External doors hugely impact and influence the kerb appeal of houses, new and existing alike. Choosing a new front door is deciding how to present what the home beyond will be like, so taking the time consider the options is definitely worth it.
Mostly, it comes down to personal preference and budget, but security, material and thermal efficiency should all inform the decision once you’ve chosen a design that suits the rest of the house.
The barriers between your home and the outside world, external doors provide security as well as privacy and as such, their practical — just as much as their aesthetic — attributes need to be thought through.
What is the Best Material for an External Door?
The most popular material for external doors, timber can be the cheapest to buy off-the-shelf but are also prone to twisting and warping over time.
- Hardwood doors are just as likely as softwood doors to move, but a reasonable compromise for those who want something better is to choose hemlock, a durable North American softwood particularly well suited to doors.
- Capable of outperforming hardwoods, Accoya heated timber, a process developed in Holland, and is usually finger-jointed which makes it more suitable for painting than staining.
- Laminated or stabilised timbers (usually oak), which consists of small sections glued together, are also available.
Evolution’s wood-effect french doors ensure the character of this Georgian property is not lost. Evolution’s external doors cost around £1850 including installation.
Other Popular Materials
Non-timber external door materials tend to be more expensive, but they offer the benefit of dimensional stability.

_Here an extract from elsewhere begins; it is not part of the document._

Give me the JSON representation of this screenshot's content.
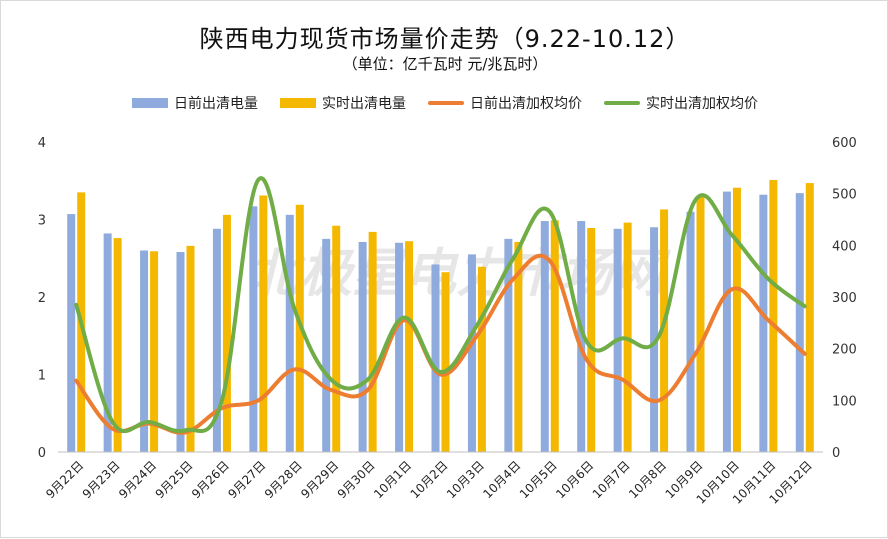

- PVCu tends to be the cheapest alternative (costing around 20% less than a solid wood door) but there is very little inherent strength in PVCu. The doors are built around a steel frame and invariably come with a multipoint locking which is necessary because of the material’s innate flimsiness
- Aluminium is widely used for sliding patio doors but the frames conduct a lot of heat so they’re not ideal, though the channels are relatively small
- External doors made of steel are primarily used in social housingin the UK but are more popular in North America. However, steel tends to have an aura of security around it which is perhaps unjustified, since a door is no stronger than its frame (usually softwood). Steel takes paint well but is susceptible to bodywork damage
- A realistic woodgrain can be achieved by using GRP (glass-reinforced plastic), also referred to as fibreglass. It can also match other joinery by using a stain
As PVCu and GRP are cladding materials, they require a subframe of timber or steel and are therefore referred to as composite doors. A big advantage of choosing a composite door is that the thermal characteristics can be improved by packing the hollow core with insulation.
Keeping Homes Safe: Security in External Doors
External doors are the interface between the inside and outside worlds. They have to perform two distinct and contradictory functions: they have to be easy to get through for residents and guests but secure against unwanted visitors.
Generally, we have two separate locks on our front door:
- The mortice deadlock sit inside the door housing and needs to be key-operated from inside and out.
- A night or rim latch (still referred to as a ‘Yale’) can be hand-operated from the inside to facilitate escape in the event of a fire but are less secure than mortice locks as they can be forced open.
Although it’s not essential to have two separate locks, it does form part of the NHBC recommendations for new homes and as such has been widely adopted by insurance companies. The deadlock should be fivelever and should ideally meet the BS3621 standard.
Other features regarded as good security in front doors include fitting a door chain and, on solid doors, a viewer.
There is an enhanced security standard, PAS 24, which is only available on factory-built doorsets. Houses that meet the Secured by Design standard set by the police also need to meet the PAS 24 standard.
This includes subjecting the doorset to a three-minute attack using a selection of hammers, crowbars and drills
If you want to incorporate some smart technology in your door security, the considering items like a smart doorbell can be a sensible move. Check out the best deals on smart doorbells on RealHomes.com.
Front doors are required to have a level threshold as Part M of the England & Wales Building Regulations so that wheelchair users can come in and out of the house without having to go over a step. Scotland and Northern Ireland have similar regulations in place.
However, this doesn’t have to mean the threshold is at the front door, sometimes it’s more convenient to use another external door instead. Renovations and extensions to existing homes do not have to comply with Part M.
Normally, a level threshold is one that has a lip of no more than 15mm. The doors themselves do not have to be altered in any way, though there is a requirement that the Part M compliant door should be at least 838mm (2’9”) wide.
The frame around the door should also be Part M compliant (less than 15mm) and there should be no step either inside or outside the door.
There are several ways to design such a detail, but a common one is to have a ramped approach to the front door and to have something like a sunken matwell inside the door so that people coming into the house can wipe their feet.
With a reasonable amount of forethought, it’s possible to create a level threshold without it being intrusive in any way.
Urban Front‘s Raw E80 solid wood design is finished with a classic arch and European oak stain.
External Fire Doors
Houses over two storeys have to have half-hour fire doors fitted to habitable rooms leading off the main corridor and landing areas. However, fire doors do not have to look ugly. There are now plenty of companies offering complementary fire door ranges alongside their standard internal doors.